In the dining room, guests eat sitdown, settled on Queen Anne chairs, with napkins matching the perfect blue of the monogrammed crockery made of well-preserved Wedgwood and gleaming silver. Ethereal candelabras shaped like palms by Michael Aram sway high up above bowls of rosebuds, orange lilies, amaryllis, and poinsettias. When asked about his favourite designers, Adil names a few — like Alberto Pinto, the Moroccan interior designer known for drawing upon NeoClassicism and Orientalism. Alberto called entertaining a form of art. He should have popped into Lucknow.
Adil also loves the agelessness of ‘The biggest inspiration for anyone in art design, thought, spirituality, elegance, whimsy and zaniness is this great country of ours’ Nancy Lancaster, particularly the Coach House on the grounds of Haseley Court in England. He also likes the cut and eclecticism of David Hicks (for many, an acquired taste). David’s combination of bold palettes and geometric designs have held attention for years. India, of course, is his abiding teacher. “The biggest inspiration for anyone in art design, thought, spirituality, elegance, whimsy and zaniness is this great country of ours,” says Adil with a big Buddha smile. There’s a reason behind all these details. Adil has created something that harks to the past, and yet because of his humour, intelligence and being rooted in the present, his home is utterly in the present. He has created joy.

Aiwan-e-Ahmad has seen many changes over the years — some of them happy and some perhaps not as much. “For 30 years,” says Adil, “this house was a mute spectator to the vicissitudes of time and family issues. My mother kept her faith and has lived in the hope that once again, our home would be alive to the sound of people and parties — as it was in my grandfather’s time — and when she had come to this house as a young bride in the 1970s.”
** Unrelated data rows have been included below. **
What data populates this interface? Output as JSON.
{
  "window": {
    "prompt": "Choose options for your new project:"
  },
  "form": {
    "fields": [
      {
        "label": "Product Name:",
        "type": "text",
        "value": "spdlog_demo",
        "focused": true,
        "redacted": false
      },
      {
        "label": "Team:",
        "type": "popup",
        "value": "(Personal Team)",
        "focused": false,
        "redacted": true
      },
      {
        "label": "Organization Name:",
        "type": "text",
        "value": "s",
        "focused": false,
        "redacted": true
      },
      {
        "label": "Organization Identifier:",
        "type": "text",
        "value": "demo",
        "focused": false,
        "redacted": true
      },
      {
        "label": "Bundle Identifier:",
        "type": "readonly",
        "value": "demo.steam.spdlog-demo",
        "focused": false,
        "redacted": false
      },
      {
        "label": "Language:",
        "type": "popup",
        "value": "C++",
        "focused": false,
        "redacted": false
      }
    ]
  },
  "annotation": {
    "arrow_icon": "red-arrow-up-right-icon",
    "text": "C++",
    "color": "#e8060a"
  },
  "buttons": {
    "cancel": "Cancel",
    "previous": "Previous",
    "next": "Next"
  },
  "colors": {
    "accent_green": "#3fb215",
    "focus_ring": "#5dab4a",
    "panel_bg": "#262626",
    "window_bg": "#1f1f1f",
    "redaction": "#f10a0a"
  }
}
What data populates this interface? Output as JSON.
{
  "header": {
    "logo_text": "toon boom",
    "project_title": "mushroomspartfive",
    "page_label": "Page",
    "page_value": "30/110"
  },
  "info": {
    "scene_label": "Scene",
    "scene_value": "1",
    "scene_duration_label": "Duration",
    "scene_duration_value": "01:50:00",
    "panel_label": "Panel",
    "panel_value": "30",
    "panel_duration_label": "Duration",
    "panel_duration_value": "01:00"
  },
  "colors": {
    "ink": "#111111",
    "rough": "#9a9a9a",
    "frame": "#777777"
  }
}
Adil could have been a little younger than his mother when he quit school in Grade 8 and literally ran away to become a designer. He was all of 14 and has been designing homes ever since. This writer was astounded to see him deliver a full home while he was himself seated in his far-off farm, and the project was a new hotel in the Himalayas. His team camped up in the mountains, shipped materials, installed rooms, unfurled carpets, plastered wallpapers, installed mirrors and paintings, placed objects — some mere and other d’art — set up lamps, tables, books and flowers on tables, and lit candles. And voila! All this from 450km away. When asked why he didn’t go to the site himself, he said, somewhat embarrassedly, “I’m terrified of mountain flights.”
Back in Lucknow, the lights have been turned on at Aiwan-e-Ahmad, the vast tent in the garden has been turned into a fairy wonderland. Guests are pouring in looking like exotic Birds of Paradise. Elderly grandees, aristos, pumping young people, royals — some glittering, others clapped out — stiff army folk, artists, writers, intellectuals, a clutch of arriviste… All are welcome to this great home. Adil looks sanguine. His mother, Saida, looks blissfully happy.
“This is what I came back to Lucknow for. To make this home a happy, joy-filled, boisterous, eclectic house full of people I love and who love me. And today, by God’s grace, I’ve been able to restore and renovate it back to its former glory in memory of my beloved grandfather. In doing so, I feel I’ve renewed my mother’s faith in the All Mighty, and our life’s come full circle,” Adil smiles.